Use Trees for data structures

Question

Use Trees for data structures

maxcw opened this issue 4 years ago · comments

It looks like all distances are currently being calculated, which is expensive. Borrowing from sklearn, BallTree and KDTree could be used to speed up nearest neighbor calculations.

Valentino Constantinou · Answer 1 · Sat May 02 2020 07:45:04 GMT+0800 (China Standard Time)

Thanks @maxcw! There is a parallel effort for integrating Local Outlier Probabilities (LoOP) into scikit-learn, see this pull request.

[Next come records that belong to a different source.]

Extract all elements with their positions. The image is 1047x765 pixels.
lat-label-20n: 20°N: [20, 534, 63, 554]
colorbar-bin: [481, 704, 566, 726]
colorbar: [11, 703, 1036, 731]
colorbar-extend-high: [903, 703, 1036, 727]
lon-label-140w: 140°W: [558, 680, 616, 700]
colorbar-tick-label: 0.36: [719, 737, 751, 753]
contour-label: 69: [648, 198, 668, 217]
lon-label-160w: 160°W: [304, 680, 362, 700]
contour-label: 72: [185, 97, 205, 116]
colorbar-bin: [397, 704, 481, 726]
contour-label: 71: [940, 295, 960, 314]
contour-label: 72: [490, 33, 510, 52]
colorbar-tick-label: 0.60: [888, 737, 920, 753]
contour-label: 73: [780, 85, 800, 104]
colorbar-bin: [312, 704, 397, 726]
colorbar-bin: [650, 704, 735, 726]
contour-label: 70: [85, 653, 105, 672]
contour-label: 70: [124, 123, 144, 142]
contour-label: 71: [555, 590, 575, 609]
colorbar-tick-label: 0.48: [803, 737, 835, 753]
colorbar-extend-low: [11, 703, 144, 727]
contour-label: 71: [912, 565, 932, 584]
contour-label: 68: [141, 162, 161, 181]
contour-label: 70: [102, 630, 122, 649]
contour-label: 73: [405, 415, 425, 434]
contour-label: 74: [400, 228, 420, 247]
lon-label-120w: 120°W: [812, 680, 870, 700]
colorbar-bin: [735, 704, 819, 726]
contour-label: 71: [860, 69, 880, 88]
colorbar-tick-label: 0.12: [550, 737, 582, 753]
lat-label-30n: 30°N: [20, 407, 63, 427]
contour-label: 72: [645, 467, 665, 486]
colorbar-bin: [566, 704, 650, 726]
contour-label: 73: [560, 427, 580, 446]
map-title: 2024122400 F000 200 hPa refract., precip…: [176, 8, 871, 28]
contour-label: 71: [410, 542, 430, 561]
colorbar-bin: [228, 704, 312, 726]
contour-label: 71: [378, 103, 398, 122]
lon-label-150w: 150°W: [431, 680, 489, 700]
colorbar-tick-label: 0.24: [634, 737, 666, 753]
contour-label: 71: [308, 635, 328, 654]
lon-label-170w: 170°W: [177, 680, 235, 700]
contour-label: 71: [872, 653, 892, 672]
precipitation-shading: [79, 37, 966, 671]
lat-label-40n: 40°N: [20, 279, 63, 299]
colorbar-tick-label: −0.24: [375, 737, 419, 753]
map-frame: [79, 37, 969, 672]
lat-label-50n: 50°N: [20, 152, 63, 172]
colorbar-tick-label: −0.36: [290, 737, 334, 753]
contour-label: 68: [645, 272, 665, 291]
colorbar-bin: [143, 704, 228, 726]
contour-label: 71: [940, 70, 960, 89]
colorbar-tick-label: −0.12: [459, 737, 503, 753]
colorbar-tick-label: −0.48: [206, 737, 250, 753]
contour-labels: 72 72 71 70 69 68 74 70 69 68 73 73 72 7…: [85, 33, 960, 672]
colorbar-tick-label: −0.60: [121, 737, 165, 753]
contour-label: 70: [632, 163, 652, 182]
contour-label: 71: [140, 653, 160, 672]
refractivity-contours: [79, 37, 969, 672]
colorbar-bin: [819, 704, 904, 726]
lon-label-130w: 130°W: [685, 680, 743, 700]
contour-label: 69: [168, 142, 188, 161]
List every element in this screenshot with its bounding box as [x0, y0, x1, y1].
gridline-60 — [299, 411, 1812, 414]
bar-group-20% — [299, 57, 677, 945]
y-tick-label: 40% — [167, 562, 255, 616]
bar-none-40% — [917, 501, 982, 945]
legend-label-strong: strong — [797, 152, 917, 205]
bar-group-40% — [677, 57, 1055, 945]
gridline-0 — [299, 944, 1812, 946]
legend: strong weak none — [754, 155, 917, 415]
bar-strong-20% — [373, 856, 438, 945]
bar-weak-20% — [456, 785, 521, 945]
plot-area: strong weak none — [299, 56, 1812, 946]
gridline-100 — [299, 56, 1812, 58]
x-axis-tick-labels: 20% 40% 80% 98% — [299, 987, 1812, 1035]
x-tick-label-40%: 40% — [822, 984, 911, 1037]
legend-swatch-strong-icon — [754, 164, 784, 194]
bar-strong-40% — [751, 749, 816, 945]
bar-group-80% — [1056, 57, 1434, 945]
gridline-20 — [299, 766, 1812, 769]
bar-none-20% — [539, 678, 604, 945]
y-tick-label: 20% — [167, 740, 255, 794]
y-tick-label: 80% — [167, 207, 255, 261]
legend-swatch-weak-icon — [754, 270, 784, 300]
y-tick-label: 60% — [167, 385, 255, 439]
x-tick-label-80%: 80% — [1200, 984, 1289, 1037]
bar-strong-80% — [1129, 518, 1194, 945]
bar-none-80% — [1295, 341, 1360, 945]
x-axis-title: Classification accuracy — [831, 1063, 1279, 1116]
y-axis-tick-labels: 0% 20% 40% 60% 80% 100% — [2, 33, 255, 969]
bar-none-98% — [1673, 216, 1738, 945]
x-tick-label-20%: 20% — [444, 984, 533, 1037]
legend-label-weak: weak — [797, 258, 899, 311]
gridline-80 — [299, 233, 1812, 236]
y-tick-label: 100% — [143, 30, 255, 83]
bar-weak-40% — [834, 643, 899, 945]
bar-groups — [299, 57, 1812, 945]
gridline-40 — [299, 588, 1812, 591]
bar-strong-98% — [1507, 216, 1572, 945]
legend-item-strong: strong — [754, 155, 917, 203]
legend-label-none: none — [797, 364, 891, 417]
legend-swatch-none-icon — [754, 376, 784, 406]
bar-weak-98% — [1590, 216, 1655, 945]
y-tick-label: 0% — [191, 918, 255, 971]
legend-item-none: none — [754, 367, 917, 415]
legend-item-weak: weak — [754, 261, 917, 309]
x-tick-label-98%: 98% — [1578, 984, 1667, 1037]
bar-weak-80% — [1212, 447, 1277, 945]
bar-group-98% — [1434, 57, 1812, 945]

It was something I was working on some time ago but haven't updated due to lack of time and interest from others. PyNomaly aims to be a standalone library which minimizes the number of required dependencies. There are ways to improve the speed of the current code for nearest neighbor calculations (like the parallelism issue you opened), but integrating scikit-learn capability into PyNomaly is not something that's currently in scope. It may be a better idea to update the PR with refreshed code that enables LoOP in scikit-learn (and thus the fast nearest neighbor calculations). If you want to contribute to that PR, I would be willing to jump back in and do it together. I don't think adding a dependency on scikit-learn is the right approach - however open to other suggestions as to how to improve the speed of the nearest neighbor calculations using trees as the data structures.

Not sure if you are aware or if this helps your work, but when using PyNomaly you can always bring your own distance and neighbor matrix as is shown in the examples in the readme, meaning using external libraries to calculate the distance and neighbor matrix is an option - simply provide those to PyNomaly thereafter.